In 2015, NOTL Hydro engaged in a project with Tech Mahindra to test the viability of managing the charging of electric vehicles (EVs) to protect the local transformers. Under this project, which was funded by the Government of Ontario Smart Grid Fund, some NOTL Hydro customers, all electrically supplied from the same transformer, were lent an electric vehicle while Tech Mahindra staff developed the software to integrate data from the electric vehicle, the charging station located in the customer’s house and the transformer.
The project was attempting to create one solution for a very real issue: what needs to be done to local grids to ensure electric vehicle charging does not overwhelm the transformer feeding your house. These transformers are in the green boxes if you have an underground service or the grey “cans” on the poles in your neighbourhood. A typical house can have a demand that peaks at around 3-4 kW. Knowing this, electric utilities will often connect 8-12 houses to a 50 kVA transformer. However, a level 2 electric vehicle charger that uses 240 volts and can be easily installed in a garage by a licensed electrician, peaks at around 7 kW. It would not take too many installed level 2 chargers to overwhelm a 50 kVA transformer.
There are currently three levels of EV chargers. A level 1 charger can be plugged into a standard wall outlet. It peaks at around 1 kW of demand. For a fully electric vehicle a level 1 charger could take well over 12 hours to charge and is usually not considered sufficient. A level 1 charger is usually sufficient for a hybrid plug-in as those hold a much smaller charge. Most EV owners will get a level 2 charger installed. See the photo of the level 2 charger at NOTL Hydro (below). These use 240 volts like your oven and dryer and can fully charge an EV in 3-7 hours (overnight). Please have a Licensed Electrical Contractor do the installation. Level 3 (or DC Fast Chargers) can be found at some commercial EV charging stations. These use 480 volts and can charge an EV in 30 minutes. Not every EV can handle a level 3 charger so check first. It is not practical to install a level 3 charger in your home. It is possible to develop even faster chargers. The current limitation to this is the ability of the battery to accept the power of this fast charge. I am sure that will change with time.
In the end, the approach we were trying with the Tech Mahindra project was unsuccessful. The stumbling block turned out to be the communications technology between the EV, the charging station and the transformer. As the internet of things (IoT) technology has significantly developed since then and continues to do so, this may be less of an issue in the future.
There are other solutions to the challenges of electric vehicle charging.
The first, and most practical, is to increase the size of the transformer. NOTL Hydro is fortunate in that we have been using 100 kVA transformers for many years so do not have too many 50 kVA transformers in the system. Even so, with smart meters we are able to periodically check the loading on these transformers and have upgraded them when required. It is even more helpful if a customer lets us know they will be installing a level 2 transformer or, in the case of some commercial establishments, a level 3 transformer. We have upgraded several transformers as a result of these alerts.
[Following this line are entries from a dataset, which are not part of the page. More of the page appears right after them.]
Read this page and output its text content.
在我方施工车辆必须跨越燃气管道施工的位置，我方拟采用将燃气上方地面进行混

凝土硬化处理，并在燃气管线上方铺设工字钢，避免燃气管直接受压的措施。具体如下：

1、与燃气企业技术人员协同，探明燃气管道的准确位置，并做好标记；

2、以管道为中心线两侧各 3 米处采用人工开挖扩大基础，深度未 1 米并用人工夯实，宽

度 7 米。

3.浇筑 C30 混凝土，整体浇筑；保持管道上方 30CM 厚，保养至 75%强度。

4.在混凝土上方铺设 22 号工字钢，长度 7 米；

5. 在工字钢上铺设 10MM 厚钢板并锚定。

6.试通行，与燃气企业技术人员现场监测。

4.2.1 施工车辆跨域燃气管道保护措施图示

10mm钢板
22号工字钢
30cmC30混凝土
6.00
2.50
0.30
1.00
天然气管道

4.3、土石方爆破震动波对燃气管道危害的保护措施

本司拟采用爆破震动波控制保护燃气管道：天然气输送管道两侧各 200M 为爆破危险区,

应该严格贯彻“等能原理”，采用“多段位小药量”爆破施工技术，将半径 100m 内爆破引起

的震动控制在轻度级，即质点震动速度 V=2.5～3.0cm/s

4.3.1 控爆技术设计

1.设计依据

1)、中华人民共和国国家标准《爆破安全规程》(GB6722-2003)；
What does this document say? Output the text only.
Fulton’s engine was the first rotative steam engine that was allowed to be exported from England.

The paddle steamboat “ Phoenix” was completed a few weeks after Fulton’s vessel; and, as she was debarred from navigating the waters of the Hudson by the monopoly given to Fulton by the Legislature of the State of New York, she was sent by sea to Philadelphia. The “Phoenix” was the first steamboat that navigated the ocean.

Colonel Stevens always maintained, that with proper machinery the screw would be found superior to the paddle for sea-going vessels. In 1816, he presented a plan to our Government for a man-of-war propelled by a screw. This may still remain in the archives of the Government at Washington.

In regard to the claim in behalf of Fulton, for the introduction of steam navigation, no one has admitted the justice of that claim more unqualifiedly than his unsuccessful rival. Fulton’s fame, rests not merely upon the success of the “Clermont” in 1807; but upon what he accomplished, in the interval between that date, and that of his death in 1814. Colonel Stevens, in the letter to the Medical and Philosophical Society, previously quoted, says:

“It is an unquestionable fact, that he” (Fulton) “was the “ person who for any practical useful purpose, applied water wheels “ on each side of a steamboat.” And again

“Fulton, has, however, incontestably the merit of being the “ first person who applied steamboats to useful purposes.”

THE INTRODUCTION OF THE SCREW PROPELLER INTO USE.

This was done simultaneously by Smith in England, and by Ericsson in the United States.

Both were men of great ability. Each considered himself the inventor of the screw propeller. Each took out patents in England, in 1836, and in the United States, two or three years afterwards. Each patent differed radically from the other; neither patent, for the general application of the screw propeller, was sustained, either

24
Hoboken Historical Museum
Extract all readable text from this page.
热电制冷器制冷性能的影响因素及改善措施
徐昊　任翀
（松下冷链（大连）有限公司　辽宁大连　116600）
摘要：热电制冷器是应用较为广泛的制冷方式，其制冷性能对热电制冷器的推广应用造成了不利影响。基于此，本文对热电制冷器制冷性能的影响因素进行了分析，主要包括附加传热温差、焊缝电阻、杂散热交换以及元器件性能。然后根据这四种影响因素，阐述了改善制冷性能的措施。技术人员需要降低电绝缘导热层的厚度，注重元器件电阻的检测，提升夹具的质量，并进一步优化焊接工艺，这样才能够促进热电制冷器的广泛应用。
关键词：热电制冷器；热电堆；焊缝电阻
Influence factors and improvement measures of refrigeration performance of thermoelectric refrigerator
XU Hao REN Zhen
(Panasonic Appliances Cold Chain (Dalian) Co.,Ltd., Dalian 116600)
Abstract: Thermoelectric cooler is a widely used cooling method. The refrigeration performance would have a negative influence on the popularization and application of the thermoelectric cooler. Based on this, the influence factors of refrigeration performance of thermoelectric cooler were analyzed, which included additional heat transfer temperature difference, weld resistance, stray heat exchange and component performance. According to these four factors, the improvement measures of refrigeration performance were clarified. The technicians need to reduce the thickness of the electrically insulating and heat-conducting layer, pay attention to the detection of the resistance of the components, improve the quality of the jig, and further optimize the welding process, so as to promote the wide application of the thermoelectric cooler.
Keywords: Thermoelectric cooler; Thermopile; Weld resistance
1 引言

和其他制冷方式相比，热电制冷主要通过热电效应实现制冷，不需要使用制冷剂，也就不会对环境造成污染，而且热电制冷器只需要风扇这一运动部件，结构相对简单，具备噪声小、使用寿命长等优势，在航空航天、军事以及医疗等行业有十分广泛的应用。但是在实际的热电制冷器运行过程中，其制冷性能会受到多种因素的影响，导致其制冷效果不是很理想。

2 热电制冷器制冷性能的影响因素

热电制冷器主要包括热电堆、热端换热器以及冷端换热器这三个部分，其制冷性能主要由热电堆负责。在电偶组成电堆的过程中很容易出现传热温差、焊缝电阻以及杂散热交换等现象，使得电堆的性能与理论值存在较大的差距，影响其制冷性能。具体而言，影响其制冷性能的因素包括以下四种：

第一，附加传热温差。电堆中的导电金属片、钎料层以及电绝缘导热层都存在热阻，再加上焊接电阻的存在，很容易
Second, the Government of Ontario is planning a new electricity pricing scheme which will have much lower prices at night and much higher prices at peak times. This could encourage EV owners to charge their EVs at night when it will cost them much less. The focus of the Government of Ontario is on spreading the use of electricity more evenly across the day to reduce the demand on generation at peak times. However, it would also work to spread out the demand on the local transformers.
Third, various governments are making more funding available to create the infrastructure necessary to support widespread use of electric vehicles. This is primarily for the installation of electric vehicle charging stations in as many locations as possible so that future automobile purchasers will not shy from purchasing an electric vehicle out of worry that they will not be able to get it charged when on the road. If, as is currently believed, transportation will become largely electric in the near future, then the impact of electric vehicle charging will continue to grow and in ways we cannot currently imagine. It may be that in the future we will have service stations fully devoted to electric vehicle charging with all the traditional amenities. It will be finding a gas fueling station that may be the challenge.
A few things I am sure of: when the changes come, in whatever form they come, they will come faster than we expect and in ways we do not fully anticipate. And, however and whenever these changes come, NOTL Hydro will be prepared to support its customers in adapting to these changes.